Niles, P. M., Stoll, K., Wang, J. J., Black, S., & Vedam, S. (2021). PloS One, 16(6). 10.1371/journal.pone.0252645
Background The 2016 WHO Standards for improving quality of maternal and newborn care in health facilities established patient experience of care as a core indicator of quality. Global health experts have described loss of autonomy and disrespect as mistreatment. Risk of disrespect and abuse is higher when patient and care provider opinions differ, but little is known about service users experiences when declining aspects of their maternity care. Methods To address this gap, we present a qualitative content analysis of 1540 written accounts from 892 service users declining or refusing care options throughout childbearing with a large, geographically representative sample (2900) of childbearing women in British Columbia who participated in an online survey with open-ended questions eliciting care experiences.

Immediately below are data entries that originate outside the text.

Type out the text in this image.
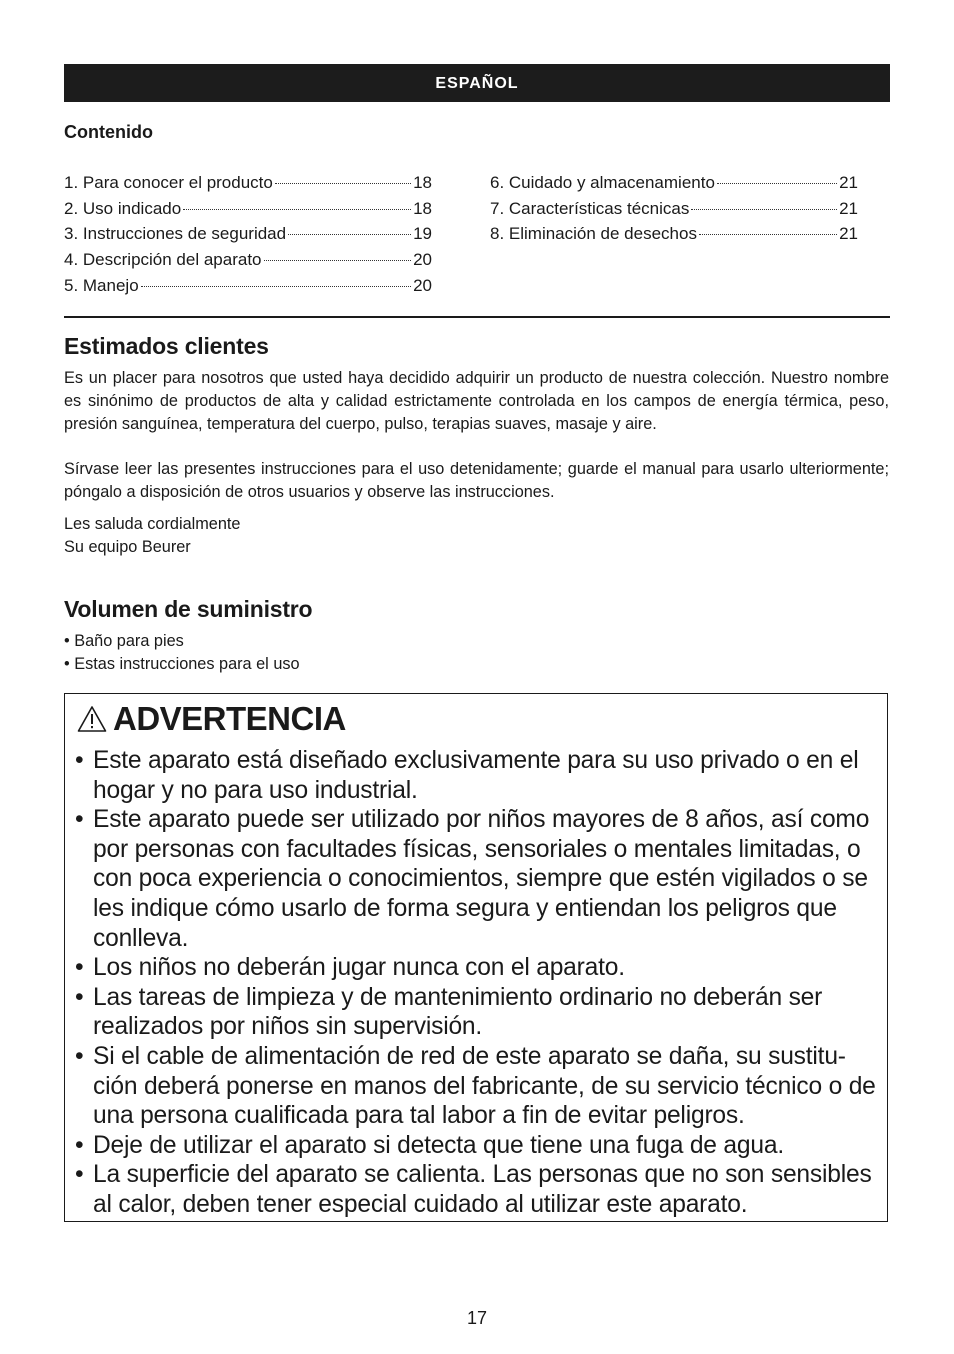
ESPAÑOL
Contenido
1. Para conocer el producto	18
2. Uso indicado	18
3. Instrucciones de seguridad	19
4. Descripción del aparato	20
5. Manejo	20
6. Cuidado y almacenamiento	21
7. Características técnicas	21
8. Eliminación de desechos	21
Estimados clientes
Es un placer para nosotros que usted haya decidido adquirir un producto de nuestra colección. Nuestro nombre es sinónimo de productos de alta y calidad estrictamente controlada en los campos de energía térmica, peso, presión sanguínea, temperatura del cuerpo, pulso, terapias suaves, masaje y aire.
Sírvase leer las presentes instrucciones para el uso detenidamente; guarde el manual para usarlo ulteriormente; póngalo a disposición de otros usuarios y observe las instrucciones.
Les saluda cordialmente
Su equipo Beurer
Volumen de suministro
• Baño para pies
• Estas instrucciones para el uso
ADVERTENCIA
• Este aparato está diseñado exclusivamente para su uso privado o en el hogar y no para uso industrial.
• Este aparato puede ser utilizado por niños mayores de 8 años, así como por personas con facultades físicas, sensoriales o mentales limitadas, o con poca experiencia o conocimientos, siempre que estén vigilados o se les indique cómo usarlo de forma segura y entiendan los peligros que conlleva.
• Los niños no deberán jugar nunca con el aparato.
• Las tareas de limpieza y de mantenimiento ordinario no deberán ser realizados por niños sin supervisión.
• Si el cable de alimentación de red de este aparato se daña, su sustitu-ción deberá ponerse en manos del fabricante, de su servicio técnico o de una persona cualificada para tal labor a fin de evitar peligros.
• Deje de utilizar el aparato si detecta que tiene una fuga de agua.
• La superficie del aparato se calienta. Las personas que no son sensibles al calor, deben tener especial cuidado al utilizar este aparato.
17
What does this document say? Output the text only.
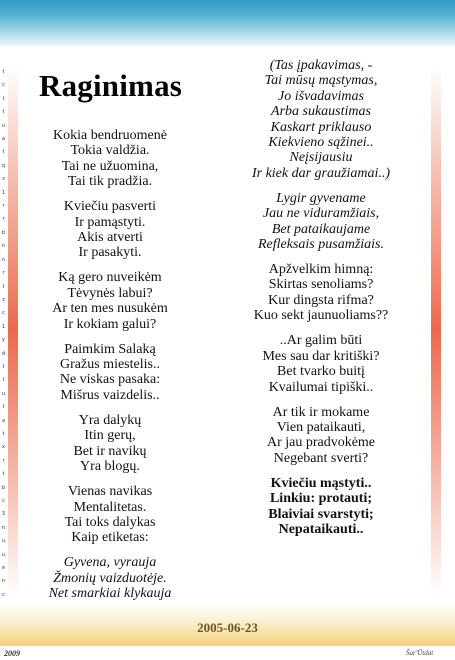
t
c
t
t
u
a
t
q
z
1
r
r
b
n
n
r
t
z
c
1
y
d
t
t
u
t
a
t
x
r
t
b
c
3
n
u
u
e
n
c
Raginimas
Kokia bendruomenė
Tokia valdžia.
Tai ne užuomina,
Tai tik pradžia.
Kviečiu pasverti
Ir pamąstyti.
Akis atverti
Ir pasakyti.
Ką gero nuveikėm
Tėvynės labui?
Ar ten mes nusukėm
Ir kokiam galui?
Paimkim Salaką
Gražus miestelis..
Ne viskas pasaka:
Mišrus vaizdelis..
Yra dalykų
Itin gerų,
Bet ir navikų
Yra blogų.
Vienas navikas
Mentalitetas.
Tai toks dalykas
Kaip etiketas:
Gyvena, vyrauja
Žmonių vaizduotėje.
Net smarkiai klykauja
(Tas įpakavimas, -
Tai mūsų mąstymas,
Jo išvadavimas
Arba sukaustimas
Kaskart priklauso
Kiekvieno sąžinei..
Neįsijausiu
Ir kiek dar graužiamai..)
Lygir gyvename
Jau ne viduramžiais,
Bet pataikaujame
Refleksais pusamžiais.
Apžvelkim himną:
Skirtas senoliams?
Kur dingsta rifma?
Kuo sekt jaunuoliams??
..Ar galim būti
Mes sau dar kritiški?
Bet tvarko buitį
Kvailumai tipiški..
Ar tik ir mokame
Vien pataikauti,
Ar jau pradvokėme
Negebant sverti?
Kviečiu mąstyti..
Linkiu: protauti;
Blaiviai svarstyti;
Nepataikauti..
2005-06-23
2009	Šar'Ūtdat
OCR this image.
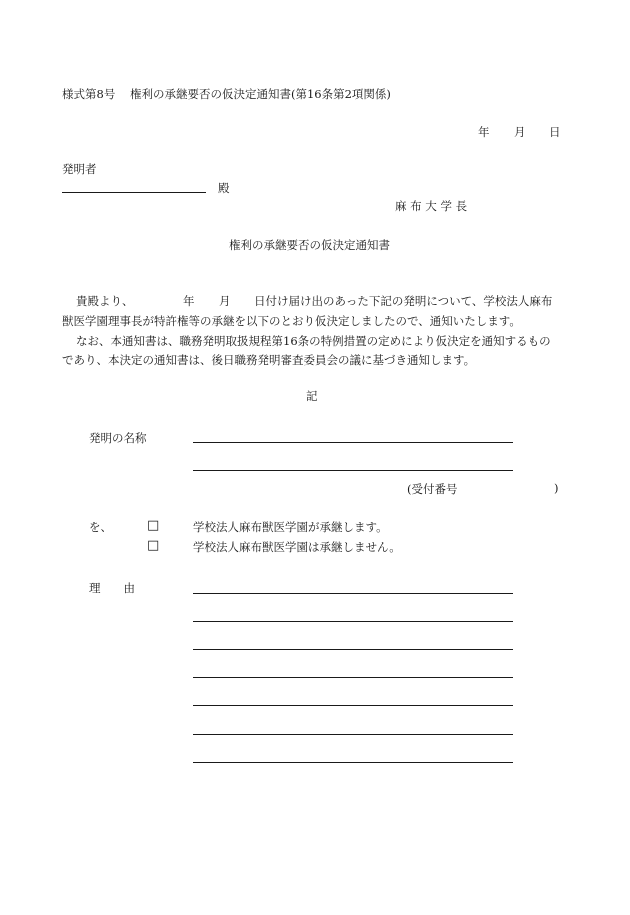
様式第8号 権利の承継要否の仮決定通知書(第16条第2項関係)
年 月 日
発明者
殿
麻 布 大 学 長
権利の承継要否の仮決定通知書
貴殿より、	年 月 日付け届け出のあった下記の発明について、学校法人麻布
獣医学園理事長が特許権等の承継を以下のとおり仮決定しましたので、通知いたします。
なお、本通知書は、職務発明取扱規程第16条の特例措置の定めにより仮決定を通知するもの
であり、本決定の通知書は、後日職務発明審査委員会の議に基づき通知します。
記
発明の名称
(受付番号	)
を、	□	学校法人麻布獣医学園が承継します。
□	学校法人麻布獣医学園は承継しません。
理　　由
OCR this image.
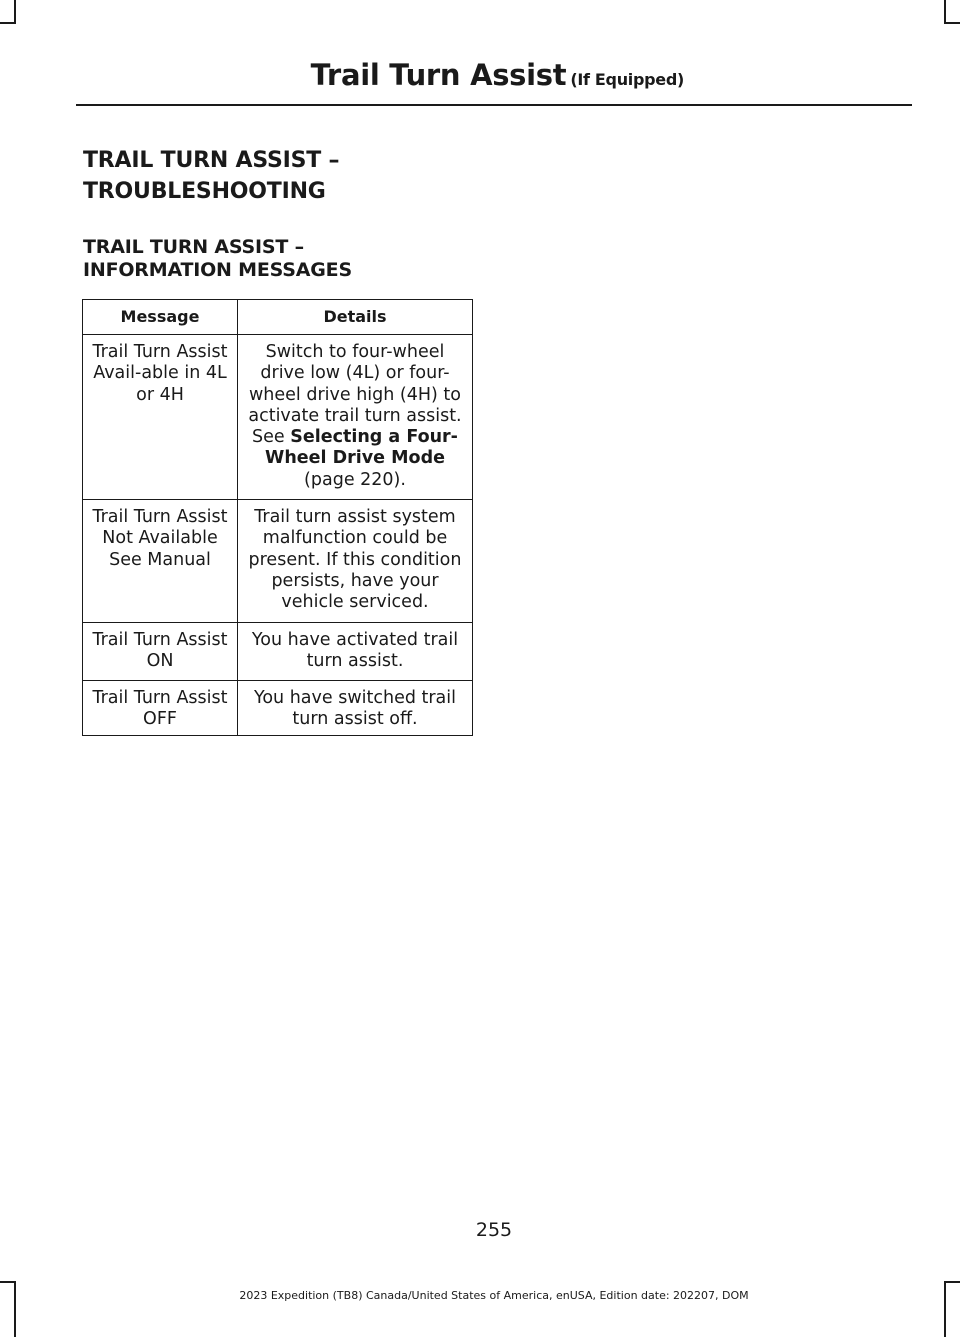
Trail Turn Assist (If Equipped)
TRAIL TURN ASSIST –
TROUBLESHOOTING
TRAIL TURN ASSIST –
INFORMATION MESSAGES
Message	Details
Trail Turn Assist Avail-able in 4L or 4H	Switch to four-wheel drive low (4L) or four-wheel drive high (4H) to activate trail turn assist. See Selecting a Four-Wheel Drive Mode (page 220).
Trail Turn Assist Not Available See Manual	Trail turn assist system malfunction could be present. If this condition persists, have your vehicle serviced.
Trail Turn Assist ON	You have activated trail turn assist.
Trail Turn Assist OFF	You have switched trail turn assist off.
255
2023 Expedition (TB8) Canada/United States of America, enUSA, Edition date: 202207, DOM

Findings Four themes are presented: 1) Contentious interactions: "I fought my entire way", describing interactions as fraught with tension and recounting stories of "fighting"for the right to refuse a procedure/intervention; 2) Knowledge as control or as power: "like I was a dim girl", both for providers as keepers of medical knowledge and for clients when they felt knowledgeable about procedures/interventions; 3) Morbid threats: "do you want your baby to die?", coercion or extreme pressure from providers when clients declined interventions; 4) Compliance as valued: "to be a 'good client'", recounting compliance or obedience to medical staff recommendations as valuable social capital but suppressing desire to ask questions or decline care. Conclusion We conclude that in situations where a pregnant person declines recommended treatment, or requests treatment that a care provider does not support, tension and strife may ensue. These situations deprioritize and decenter a woman's autonomy and preferences, leading care providers and the culture of care away from the principles of respect and person-centred care.